An overhauled NLRB will have to reassure workers that they’ll get a fair hearing when they bring contract violations and other offenses to the board.
“We just want to be equal,” Wilkinson said. “I’m not asking for special treatment.”
When the coronavirus struck, Wilkinson and many other workers across the country had to fight their employers to implement common-sense safety measures like social distancing and sanitizer stations.
Some refused, exposing their communities to needless risks and fueling the virus’ spread. All the while, the previous administration callously refused to ramp up workplace protections or hold corporations accountable.
But in an executive order declaring worker health and safety to be a “national priority,” Biden quickly unshackled the agencies charged with protecting Americans on the job.
The order requires the Occupational Safety and Health Administration (OSHA) — an agency that Wilkinson described as having “gone completely corporate” like the NLRB in recent years — to update COVID-19 safety guidelines for workplaces.
Biden also directed OSHA, whose leadership allowed investigations to lag and inspector positions to go vacant before the pandemic, to scrutinize its enforcement program and train resources on COVID-19 hotspots.
And under Biden’s order, both OSHA and the Mine Safety and Health Administration must quickly study the need for emergency, temporary infectious disease standards that would require employers to take certain steps to keep workers safe on the job.
The USW and other unions demanded these standards for nearly a year, realizing that many employers will act responsibly only when regulators hold their feet to the fire. Workers need these protections more than ever as America’s COVID-19 death toll eclipses 431,000, new variants of the virus begin hitting the nation and Biden accelerates the vaccine rollout that his predecessor botched.
To accomplish all of this vital work as quickly as possible, it’s essential to have battle-tested experts at the helm.
That’s why Biden tapped James S. Frederick, formerly the assistant director and principal investigator for the USW’s Health, Safety and Environment Department, to serve as one of the top leaders at OSHA.

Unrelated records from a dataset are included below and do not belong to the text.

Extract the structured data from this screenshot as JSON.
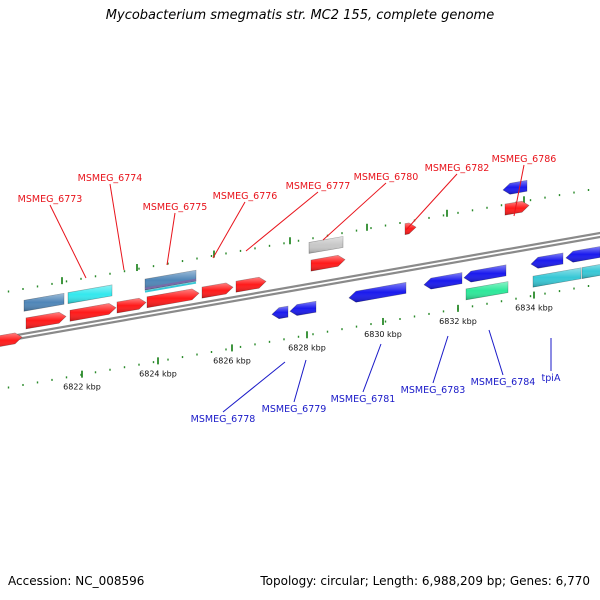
{
  "title": "Mycobacterium smegmatis str. MC2 155, complete genome",
  "footer": {
    "accession": "Accession: NC_008596",
    "summary": "Topology: circular; Length: 6,988,209 bp; Genes: 6,770"
  },
  "colors": {
    "forward_label": "#e8141c",
    "reverse_label": "#1a1ac8",
    "forward_gene": "#ff1a1a",
    "reverse_gene": "#1a1aee",
    "cyan_gene": "#35e8ee",
    "steel_gene": "#4f86b8",
    "green_gene": "#2de89a",
    "teal_gene": "#37c8d6",
    "grey_gene": "#c8c8c8",
    "tick": "#2a8a2a",
    "backbone": "#8a8a8a"
  },
  "ticks": [
    {
      "label": "6822 kbp"
    },
    {
      "label": "6824 kbp"
    },
    {
      "label": "6826 kbp"
    },
    {
      "label": "6828 kbp"
    },
    {
      "label": "6830 kbp"
    },
    {
      "label": "6832 kbp"
    },
    {
      "label": "6834 kbp"
    }
  ],
  "forward_labels": [
    {
      "name": "MSMEG_6773"
    },
    {
      "name": "MSMEG_6774"
    },
    {
      "name": "MSMEG_6775"
    },
    {
      "name": "MSMEG_6776"
    },
    {
      "name": "MSMEG_6777"
    },
    {
      "name": "MSMEG_6780"
    },
    {
      "name": "MSMEG_6782"
    },
    {
      "name": "MSMEG_6786"
    }
  ],
  "reverse_labels": [
    {
      "name": "MSMEG_6778"
    },
    {
      "name": "MSMEG_6779"
    },
    {
      "name": "MSMEG_6781"
    },
    {
      "name": "MSMEG_6783"
    },
    {
      "name": "MSMEG_6784"
    },
    {
      "name": "tpiA"
    }
  ]
}
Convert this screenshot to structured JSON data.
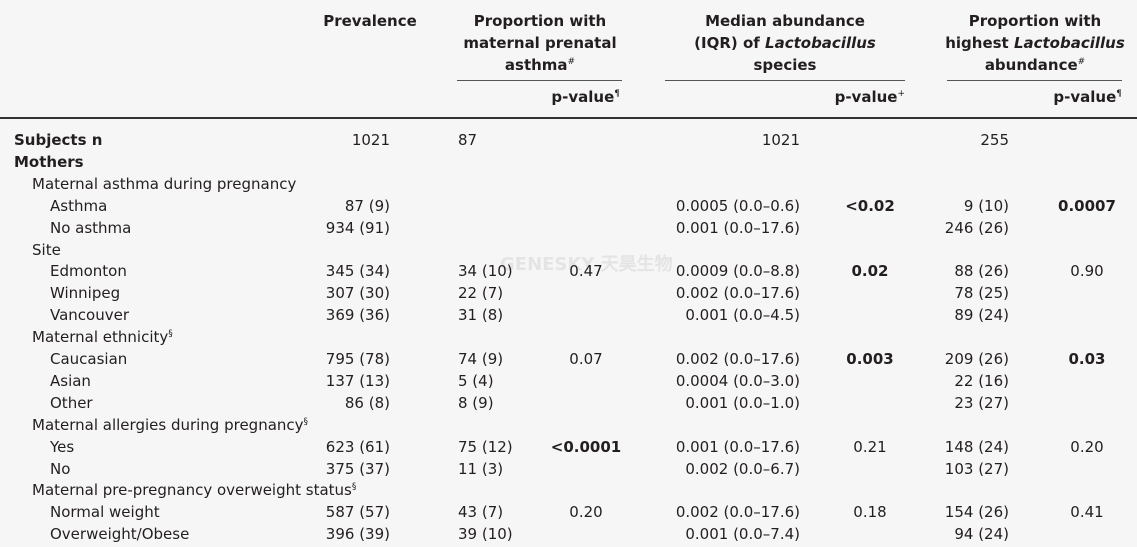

During 25 years on the front lines of occupational safety, Frederick doggedly pursued answers to workplace tragedies and advocated for some of the most important safety regulations that OSHA is responsible for enforcing today.
But it isn’t just technical knowledge that prepared Frederick for his new role. His empathy for injured workers and bereft families will give a fresh urgency to OSHA’s work.
“What a super win to get a Steelworker in there,” said Wilkinson, who praised the USW’s health and safety programs. “He’ll do a good job for working people. He’ll do it right.”
Working people took so many hits the past four years that Wilkinson felt the country’s foundation crumbling.
But with Biden in their corner, he believes workers will have the support they need to steer through the pandemic and build a stronger America.
“What he’s done so far is totally a morale changer,” Wilkinson said. “If Biden holds to his promises, I see the middle class growing, along with unions. That’s more jobs and higher wages for all working people.”